Politik aber ist ein Geschäft für Tiger. Wir brauchen den Tiger. Damit er unsere Feinde zerreißt, uns vor ihnen schützt. Damit sich diese dunkle Seite der Macht nicht gegen uns richtet, dafür gibt es Institutionen, die Macht begrenzen, abwählen, entsorgen, wenn sie zu bedenkenlos wird. Und Politik wird gerne als Sandkastenspiel verkauft.

Politiker haben gelernt, dass die Zurschaustellung ihrer wahren Persönlichkeit sie nicht wählbar macht. Perfekt gelingt dies Angela Merkel; mit ihrer Raute und ihren Sprachbildern von der schwäbischen Hausfrau; sie wirkt harmlos. Wer sie näher kennt, sieht, wie in Bruchteilen von Sekunden das Lächeln verschwindet und zum eisigen Blick wird – genau so schnell kehrt das Lächeln zurück. Aber ohne geht es nicht, wenn Russland-Chef Putin den geifernden Riesenköter buchstäblich loslässt, und ihr um die Beine streichen lässt, um sie einzuschüchtern. Politik ist keine Talk-Show mit einem netten Günther Jauch, der die Wogen glättet. Politik ist – Krieg.

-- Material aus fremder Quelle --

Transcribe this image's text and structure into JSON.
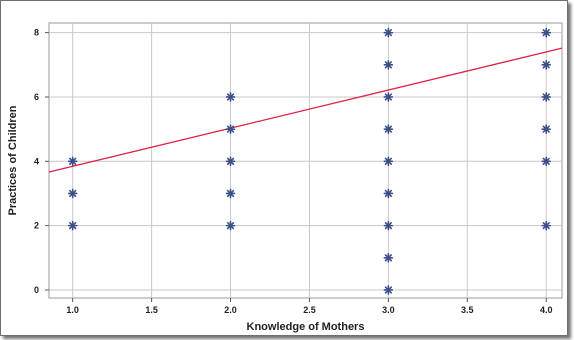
{
  "chart_data": {
    "type": "scatter",
    "xlabel": "Knowledge of Mothers",
    "ylabel": "Practices of Children",
    "xlim": [
      0.85,
      4.1
    ],
    "ylim": [
      -0.25,
      8.3
    ],
    "xticks": [
      1.0,
      1.5,
      2.0,
      2.5,
      3.0,
      3.5,
      4.0
    ],
    "xtick_labels": [
      "1.0",
      "1.5",
      "2.0",
      "2.5",
      "3.0",
      "3.5",
      "4.0"
    ],
    "yticks": [
      0,
      2,
      4,
      6,
      8
    ],
    "ytick_labels": [
      "0",
      "2",
      "4",
      "6",
      "8"
    ],
    "grid": true,
    "legend": "none",
    "series": [
      {
        "marker": "asterisk",
        "color": "#3b4f8c",
        "points": [
          [
            1,
            2
          ],
          [
            1,
            3
          ],
          [
            1,
            4
          ],
          [
            2,
            2
          ],
          [
            2,
            3
          ],
          [
            2,
            4
          ],
          [
            2,
            5
          ],
          [
            2,
            6
          ],
          [
            3,
            0
          ],
          [
            3,
            1
          ],
          [
            3,
            2
          ],
          [
            3,
            3
          ],
          [
            3,
            4
          ],
          [
            3,
            5
          ],
          [
            3,
            6
          ],
          [
            3,
            7
          ],
          [
            3,
            8
          ],
          [
            4,
            2
          ],
          [
            4,
            4
          ],
          [
            4,
            5
          ],
          [
            4,
            6
          ],
          [
            4,
            7
          ],
          [
            4,
            8
          ]
        ]
      }
    ],
    "fit_line": {
      "color": "#e0224a",
      "intercept": 2.66,
      "slope": 1.185
    }
  }
}
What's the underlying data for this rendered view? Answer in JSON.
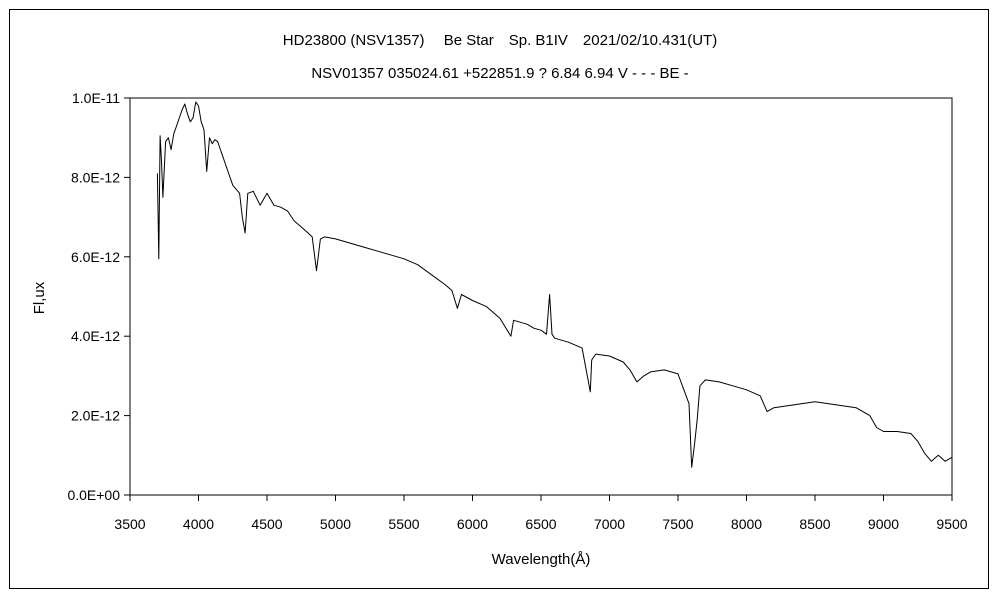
{
  "chart_data": {
    "type": "line",
    "title": "HD23800 (NSV1357)　 Be Star　Sp. B1IV　2021/02/10.431(UT)",
    "subtitle": "NSV01357 035024.61 +522851.9 ? 6.84 6.94 V - - - BE -",
    "xlabel": "Wavelength(Å)",
    "ylabel": "Fl,ux",
    "xlim": [
      3500,
      9500
    ],
    "ylim": [
      0,
      1e-11
    ],
    "x_ticks": [
      "3500",
      "4000",
      "4500",
      "5000",
      "5500",
      "6000",
      "6500",
      "7000",
      "7500",
      "8000",
      "8500",
      "9000",
      "9500"
    ],
    "y_ticks": [
      "0.0E+00",
      "2.0E-12",
      "4.0E-12",
      "6.0E-12",
      "8.0E-12",
      "1.0E-11"
    ],
    "grid": false,
    "legend": "none",
    "line_color": "#000000",
    "series": [
      {
        "x": [
          3700,
          3710,
          3720,
          3730,
          3740,
          3760,
          3780,
          3800,
          3820,
          3840,
          3860,
          3880,
          3900,
          3920,
          3940,
          3960,
          3980,
          4000,
          4020,
          4040,
          4060,
          4080,
          4100,
          4120,
          4140,
          4160,
          4180,
          4200,
          4250,
          4300,
          4320,
          4340,
          4360,
          4400,
          4450,
          4500,
          4550,
          4600,
          4650,
          4700,
          4750,
          4800,
          4830,
          4861,
          4890,
          4920,
          5000,
          5100,
          5200,
          5300,
          5400,
          5500,
          5600,
          5700,
          5800,
          5850,
          5890,
          5920,
          6000,
          6100,
          6200,
          6280,
          6300,
          6350,
          6400,
          6450,
          6500,
          6540,
          6563,
          6580,
          6600,
          6700,
          6800,
          6860,
          6870,
          6880,
          6900,
          7000,
          7100,
          7150,
          7200,
          7250,
          7300,
          7400,
          7500,
          7580,
          7600,
          7620,
          7640,
          7660,
          7700,
          7800,
          7900,
          8000,
          8100,
          8150,
          8200,
          8300,
          8400,
          8500,
          8600,
          8700,
          8800,
          8900,
          8950,
          9000,
          9100,
          9200,
          9250,
          9300,
          9350,
          9400,
          9450,
          9500
        ],
        "y": [
          8.1e-12,
          5.95e-12,
          9.05e-12,
          8.4e-12,
          7.5e-12,
          8.9e-12,
          9e-12,
          8.7e-12,
          9.1e-12,
          9.3e-12,
          9.5e-12,
          9.7e-12,
          9.85e-12,
          9.6e-12,
          9.4e-12,
          9.5e-12,
          9.9e-12,
          9.8e-12,
          9.4e-12,
          9.2e-12,
          8.15e-12,
          9e-12,
          8.85e-12,
          8.95e-12,
          8.9e-12,
          8.7e-12,
          8.5e-12,
          8.3e-12,
          7.8e-12,
          7.6e-12,
          7e-12,
          6.6e-12,
          7.6e-12,
          7.65e-12,
          7.3e-12,
          7.6e-12,
          7.3e-12,
          7.25e-12,
          7.15e-12,
          6.9e-12,
          6.75e-12,
          6.6e-12,
          6.5e-12,
          5.65e-12,
          6.45e-12,
          6.5e-12,
          6.45e-12,
          6.35e-12,
          6.25e-12,
          6.15e-12,
          6.05e-12,
          5.95e-12,
          5.8e-12,
          5.55e-12,
          5.3e-12,
          5.15e-12,
          4.7e-12,
          5.05e-12,
          4.9e-12,
          4.75e-12,
          4.45e-12,
          4e-12,
          4.4e-12,
          4.35e-12,
          4.3e-12,
          4.2e-12,
          4.15e-12,
          4.05e-12,
          5.05e-12,
          4.05e-12,
          3.95e-12,
          3.85e-12,
          3.7e-12,
          2.6e-12,
          3.4e-12,
          3.45e-12,
          3.55e-12,
          3.5e-12,
          3.35e-12,
          3.15e-12,
          2.85e-12,
          3e-12,
          3.1e-12,
          3.15e-12,
          3.05e-12,
          2.3e-12,
          7e-13,
          1.25e-12,
          1.9e-12,
          2.75e-12,
          2.9e-12,
          2.85e-12,
          2.75e-12,
          2.65e-12,
          2.5e-12,
          2.1e-12,
          2.2e-12,
          2.25e-12,
          2.3e-12,
          2.35e-12,
          2.3e-12,
          2.25e-12,
          2.2e-12,
          2e-12,
          1.7e-12,
          1.6e-12,
          1.6e-12,
          1.55e-12,
          1.35e-12,
          1.05e-12,
          8.5e-13,
          1e-12,
          8.5e-13,
          9.5e-13
        ]
      }
    ]
  }
}
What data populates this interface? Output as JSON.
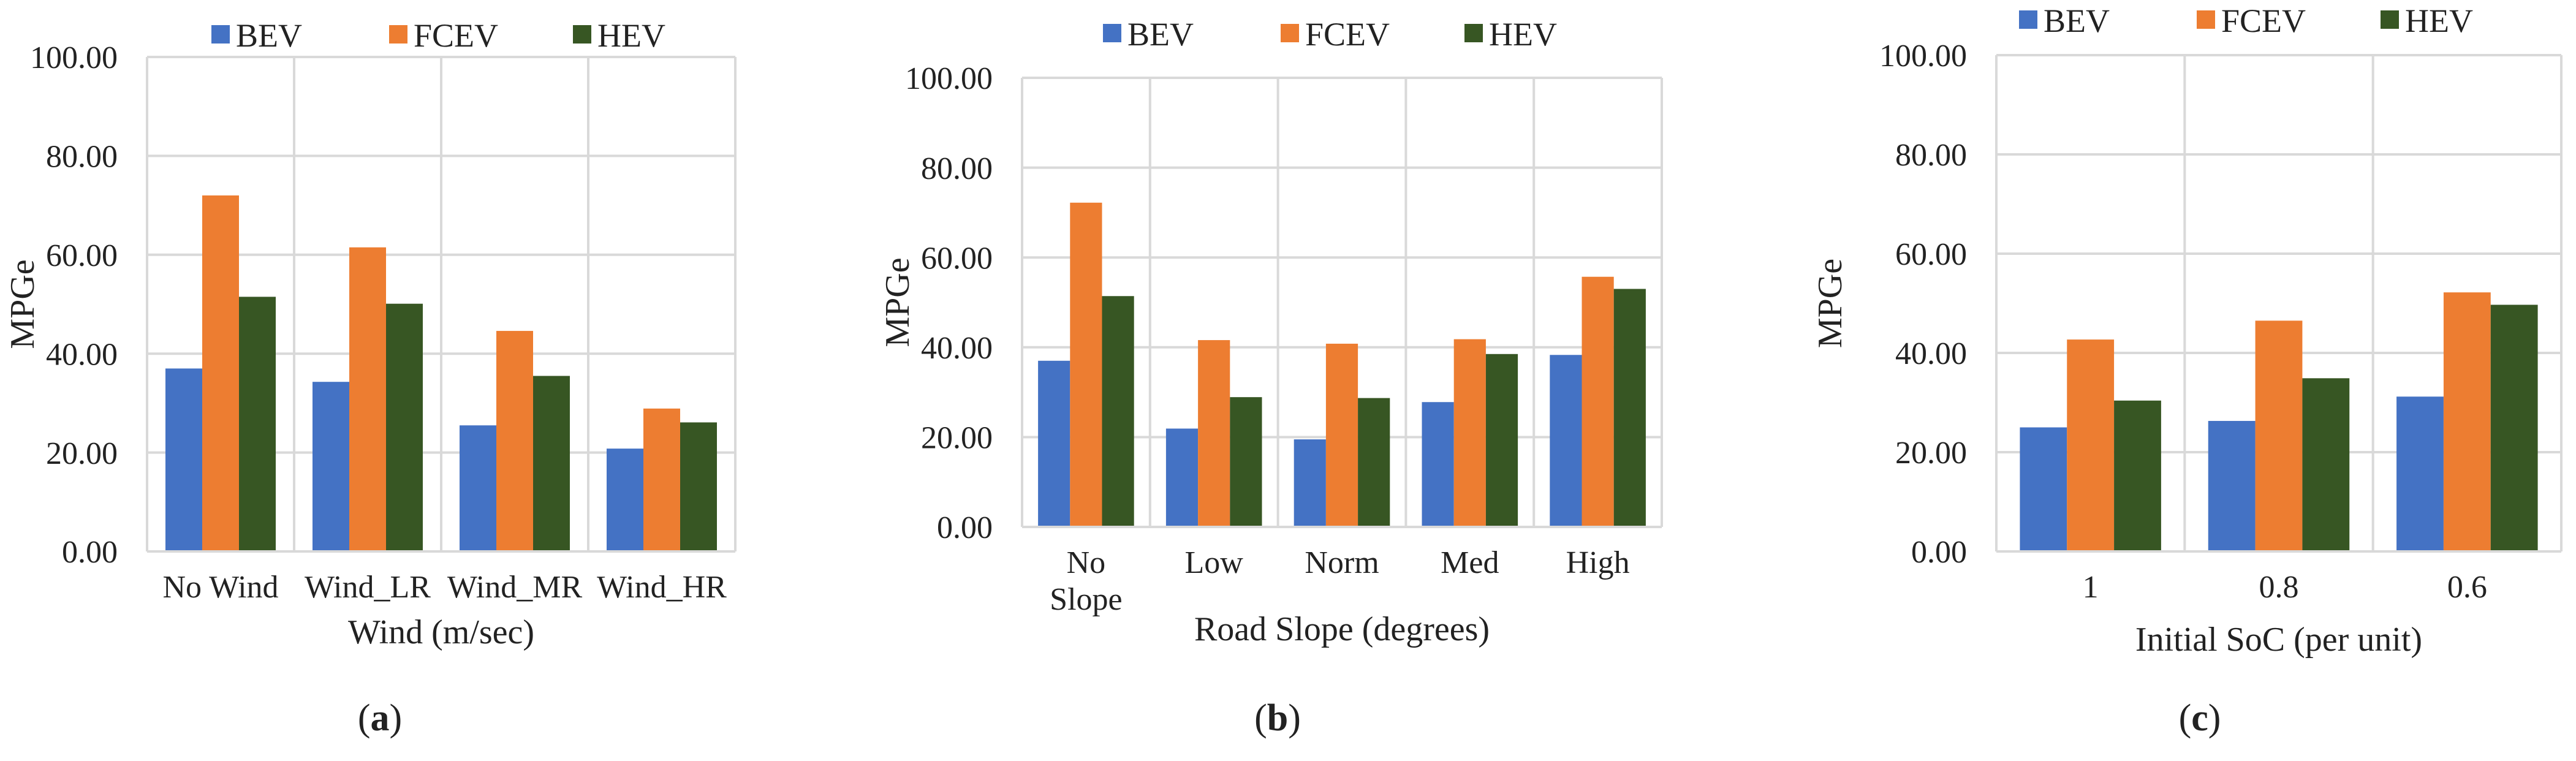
{
  "colors": {
    "BEV": "#4472C4",
    "FCEV": "#ED7D31",
    "HEV": "#375623"
  },
  "chart_data": [
    {
      "type": "bar",
      "panel_label": "(a)",
      "title": "",
      "xlabel": "Wind (m/sec)",
      "ylabel": "MPGe",
      "ylim": [
        0,
        100
      ],
      "yticks": [
        "0.00",
        "20.00",
        "40.00",
        "60.00",
        "80.00",
        "100.00"
      ],
      "grid": true,
      "legend": "top-center",
      "categories": [
        [
          "No Wind"
        ],
        [
          "Wind_LR"
        ],
        [
          "Wind_MR"
        ],
        [
          "Wind_HR"
        ]
      ],
      "series": [
        {
          "name": "BEV",
          "values": [
            37.0,
            34.3,
            25.5,
            20.8
          ]
        },
        {
          "name": "FCEV",
          "values": [
            72.0,
            61.5,
            44.6,
            28.9
          ]
        },
        {
          "name": "HEV",
          "values": [
            51.5,
            50.1,
            35.5,
            26.1
          ]
        }
      ]
    },
    {
      "type": "bar",
      "panel_label": "(b)",
      "title": "",
      "xlabel": "Road Slope (degrees)",
      "ylabel": "MPGe",
      "ylim": [
        0,
        100
      ],
      "yticks": [
        "0.00",
        "20.00",
        "40.00",
        "60.00",
        "80.00",
        "100.00"
      ],
      "grid": true,
      "legend": "top-center",
      "categories": [
        [
          "No",
          "Slope"
        ],
        [
          "Low"
        ],
        [
          "Norm"
        ],
        [
          "Med"
        ],
        [
          "High"
        ]
      ],
      "series": [
        {
          "name": "BEV",
          "values": [
            37.0,
            21.9,
            19.5,
            27.8,
            38.3
          ]
        },
        {
          "name": "FCEV",
          "values": [
            72.2,
            41.6,
            40.8,
            41.8,
            55.7
          ]
        },
        {
          "name": "HEV",
          "values": [
            51.4,
            28.9,
            28.7,
            38.5,
            53.0
          ]
        }
      ]
    },
    {
      "type": "bar",
      "panel_label": "(c)",
      "title": "",
      "xlabel": "Initial SoC (per unit)",
      "ylabel": "MPGe",
      "ylim": [
        0,
        100
      ],
      "yticks": [
        "0.00",
        "20.00",
        "40.00",
        "60.00",
        "80.00",
        "100.00"
      ],
      "grid": true,
      "legend": "top-center",
      "categories": [
        [
          "1"
        ],
        [
          "0.8"
        ],
        [
          "0.6"
        ]
      ],
      "series": [
        {
          "name": "BEV",
          "values": [
            25.0,
            26.3,
            31.2
          ]
        },
        {
          "name": "FCEV",
          "values": [
            42.7,
            46.5,
            52.2
          ]
        },
        {
          "name": "HEV",
          "values": [
            30.4,
            34.9,
            49.7
          ]
        }
      ]
    }
  ]
}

Bei Gerhard Schröder konnte man das Wolfslächeln öfter sehen; das hat ihm geschadet. Aber der Aufsteiger mußte gelegentlich seine Überlegenheit demonstrieren. Helmut Kohl verbarg es hinter seiner massigen Figur und seinem gemütlichen pfälzischen Dialekt. Aber sie haben es alle.

Frank Underwood ist unter uns.


Staffel 1 + 2 laufen in Deutschland auf SKY Atlantic, ProSieben/Sat1. Staffel 3 soll Ende Februar 2015 bei Netflix auf Sendung gehen.